O guião inclui pretextos ainda para referir novas tecnologias, como reconhecimento facial e a lembrança de grandes figuras da música, cinema e arte mexicana como Cantinflas e Frida Khalo. Há outras evocações, como o cenário de Metropolis, o filme de Fritz Lang de 1927. Não reparei que o filme incluísse qualquer referência ou símbolo religioso, mantendo-se num patamar de fantasia de certo modo pagão ou, talvez melhor ainda, ecuménico.
Vejo Coco como uma expressão artística do World Values Survey (WVS), que já aqui referi várias vezes. Ao longo dos anos, o WVS tem demonstrado que as crenças (beliefs) das pessoas têm um papel no desenvolvimento económico, na emergência e desenvolvimento de instituições democráticas, na igualdade de género, e como contributo para que as sociedades tenham governação eficaz.
Os inquéritos de WVS feitos em muitos países procuram determinar onde é que as sociedades se colocam no que respeita às dicotomias Valores Tradicionais vs. Valores Seculares-Racionais e Valores de Sobrevivência vs. Valores de Auto-Expressão. O resultado é resumido no Mapa Global Cultural e mostra como muitas sociedades se colocam nestas duas dimensões. Indo de baixo para cima, há o movimento dos valores Tradicionais para os Seculares-Racionais e indo da esquerda para a direita, o movimento dos valores de Sobrevivência para os de Auto-Expressão.
Os valores Tradicionais enfatizam a importância da religião, relações pais-filhos, deferência pela autoridade e valores tradicionais da família. Os valores Seculares-Racionais são o oposto dos anteriores. Os valores de Sobrevivência colocam a ênfase na segurança económica e física, estando ligados a uma visão de certo modo etnocêntrica como baixos níveis de tolerância e confiança. Os valores de Auto-Expressão colocam a prioridade na proteção ambiental, crescente tolerância em relação aos estrangeiros, orientação sexual e crescente exigência de participação nos processos de decisão da vida económica e política.

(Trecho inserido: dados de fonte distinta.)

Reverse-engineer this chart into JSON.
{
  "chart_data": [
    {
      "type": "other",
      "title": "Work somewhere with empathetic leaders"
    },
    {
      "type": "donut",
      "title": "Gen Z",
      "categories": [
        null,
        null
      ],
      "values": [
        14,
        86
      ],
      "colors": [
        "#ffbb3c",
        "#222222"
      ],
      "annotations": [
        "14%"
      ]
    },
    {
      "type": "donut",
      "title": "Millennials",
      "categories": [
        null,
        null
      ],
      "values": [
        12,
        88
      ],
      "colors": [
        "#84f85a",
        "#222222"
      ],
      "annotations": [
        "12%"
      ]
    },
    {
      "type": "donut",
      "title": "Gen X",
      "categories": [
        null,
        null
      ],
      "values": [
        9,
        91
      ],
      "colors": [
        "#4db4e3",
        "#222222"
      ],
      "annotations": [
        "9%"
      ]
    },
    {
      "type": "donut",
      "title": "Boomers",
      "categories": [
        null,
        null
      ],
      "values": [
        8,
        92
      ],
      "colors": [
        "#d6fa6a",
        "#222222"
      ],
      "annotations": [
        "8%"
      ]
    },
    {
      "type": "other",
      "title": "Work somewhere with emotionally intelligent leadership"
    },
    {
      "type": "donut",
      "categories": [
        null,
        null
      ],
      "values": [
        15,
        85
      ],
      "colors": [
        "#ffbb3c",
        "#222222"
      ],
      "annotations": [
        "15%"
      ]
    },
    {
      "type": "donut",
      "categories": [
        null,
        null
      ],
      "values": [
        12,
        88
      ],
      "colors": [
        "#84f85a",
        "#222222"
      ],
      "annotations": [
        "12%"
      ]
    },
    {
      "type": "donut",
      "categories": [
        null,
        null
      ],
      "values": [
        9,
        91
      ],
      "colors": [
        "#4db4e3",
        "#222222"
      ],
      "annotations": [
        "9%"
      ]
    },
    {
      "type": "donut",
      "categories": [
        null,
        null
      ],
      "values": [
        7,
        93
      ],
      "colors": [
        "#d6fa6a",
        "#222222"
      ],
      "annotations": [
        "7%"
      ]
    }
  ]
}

O gráfico revela que o México é uma sociedade ainda muito impregnada pelos valores Tradicionais e de Sobrevivência, tal como refletido no filme Coco, embora no que respeita à auto-expressão apresente um valor superior ao de Portugal, que ocupa o exato centro. Não se distingue em nenhuma das dimensões, como por exemplo a Suécia, que apresenta o maior índice nos valores Seculares-Racionais e de Auto-Expressão.